Patently, the substitution of glass jalousies for wire screening is a change in the elements and specifications of the enclosures as they were originally designed or existing at the time of the change. It is equally apparent that this change affects and influences the function, use, and appearance of the building. Screen keeps out neither rain, dust, nor wind; jalousies, on the other hand, convert an area otherwise subject to the vagaries of the elements to an all-weather enclosure, making the interior appreciably resistant to wind, rain, dust, and cold or heat as the case may be. Such change amounts to a material alteration.

Defendant called the only expert witness to testify, Mr. Ames Bennett, an architect. Mr. Bennett, upon cross examination, testified:

"Question: All right. With reference to that one or two apartments that had those jalousies installed, would you define that as a material alteration? Witness: Yes."

In view of the foregoing we are impelled to the holding that the substitution of glass jalousies for screen was a material and substantial alteration within the meaning of those terms, and that consent was required to be given by the Association to such changes, and no consent having been obtained we must necessarily reverse.

In reaching the conclusion which we have, we do so with full regard for the reluctance an appellate court has to disturb the findings of a trial court when the issues have been fairly presented to that court. We recognize that the trial court is far better able than is this court, months later and a hundred miles away, to pass upon the issues of fact; but, in fairness to the trial court, it did not have before it the definition of "material alteration" which we have evolved in this opinion.

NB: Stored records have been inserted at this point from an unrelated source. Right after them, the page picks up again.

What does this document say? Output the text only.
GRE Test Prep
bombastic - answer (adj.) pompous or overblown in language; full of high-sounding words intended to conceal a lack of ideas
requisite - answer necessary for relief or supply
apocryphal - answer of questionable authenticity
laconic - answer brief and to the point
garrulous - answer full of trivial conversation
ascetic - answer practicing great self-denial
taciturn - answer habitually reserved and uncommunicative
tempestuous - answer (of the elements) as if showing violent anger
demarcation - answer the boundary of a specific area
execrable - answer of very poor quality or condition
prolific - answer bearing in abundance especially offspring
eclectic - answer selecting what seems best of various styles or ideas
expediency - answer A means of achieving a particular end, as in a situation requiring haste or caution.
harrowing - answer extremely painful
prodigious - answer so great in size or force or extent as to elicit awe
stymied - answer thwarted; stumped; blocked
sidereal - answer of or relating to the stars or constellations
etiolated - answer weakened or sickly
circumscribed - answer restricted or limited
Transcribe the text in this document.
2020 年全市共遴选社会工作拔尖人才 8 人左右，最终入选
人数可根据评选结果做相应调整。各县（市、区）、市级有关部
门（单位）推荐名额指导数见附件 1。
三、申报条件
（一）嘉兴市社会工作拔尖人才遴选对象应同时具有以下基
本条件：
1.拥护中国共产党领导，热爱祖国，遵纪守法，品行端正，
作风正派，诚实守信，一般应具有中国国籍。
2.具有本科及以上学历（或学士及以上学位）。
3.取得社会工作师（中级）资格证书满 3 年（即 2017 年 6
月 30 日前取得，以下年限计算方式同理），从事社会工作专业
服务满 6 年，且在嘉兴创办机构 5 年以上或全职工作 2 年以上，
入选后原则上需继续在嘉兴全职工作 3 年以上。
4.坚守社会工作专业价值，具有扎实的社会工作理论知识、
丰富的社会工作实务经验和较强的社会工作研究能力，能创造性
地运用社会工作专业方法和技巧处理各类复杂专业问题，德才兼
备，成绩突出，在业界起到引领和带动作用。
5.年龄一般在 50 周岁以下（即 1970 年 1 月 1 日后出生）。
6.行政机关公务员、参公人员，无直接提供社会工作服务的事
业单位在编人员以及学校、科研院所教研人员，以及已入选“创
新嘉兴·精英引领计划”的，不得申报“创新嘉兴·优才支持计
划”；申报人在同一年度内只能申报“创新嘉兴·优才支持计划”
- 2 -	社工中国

The concept of condominium ownership of property, although of recent popularity in the United States, is of ancient origin. Legal historians purport to trace it back to the days of early Rome and into Biblical days.1 The Code Napoleon of 1804 gave it statutory endorsement in France.2 Its presence under the Common Law of England is denoted by Lord Coke's reference to it.3

Condominium ownership has been popular in South America for many years. Puerto Rico, in 1951, enacted a statute which served to furnish a bridge for its reaching this country.4 Section 234 of the National Housing Act5 was passed in 1961 authorizing the Federal Housing Commission to insure condominiums. Passage of Section 234 was the impetus for some thirty-seven states to enact legislation permitting condominium ownership of property, sometimes labeling such statutes "Horizontal Property Act".6

Daily in this state thousands of citizens are investing millions of dollars in condominium property. Chapter 711, F.S.A., 1967, the Florida Condominium Act, and the Articles or Declarations of Condominiums provided for thereunder ought to be construed strictly to assure these investors that what the buyer sees the buyer gets. Every man may justly consider his home his castle and himself as the king thereof; nonetheless his sovereign fiat to use his property as he pleases must yield, at least in degree, where ownership is in common or cooperation with others. The benefits of condominium living and ownership demand no less. The individual ought not be permitted to disrupt the integrity of the common scheme through his desire for change, however laudable that change might be.

The other points, arguments, and theories covered in the briefs and record have not been overlooked; however, discussion of them being unnecessary to our decision, we will not unduly lengthen this opinion by reviewing them.

The Judgment appealed from is reversed and this cause remanded for entry of a judgment directing appellees to remove the glass jalousies and restore the screen enclosures in keeping with the comprehensive plans and specifications of Sterling Village Condominiums, Inc.; or, in the alternative, obtain consent of appellant to said change.

WALDEN and REED, JJ., concur.


1. 38 St. John's L.Rev. 3.
2. 15 Am.Jur.2d, page 982, Condominiums, etc., Section 3.
3. Coke on Littleton, quoted in 39 Yale L.J. 621.
4. 63 Columbia L.Rev. 987.
5. 12 U.S.C. § 1715y.
6. Law of Condominiums, Ferrer & Stecher, Vol. 1, Chap. 3.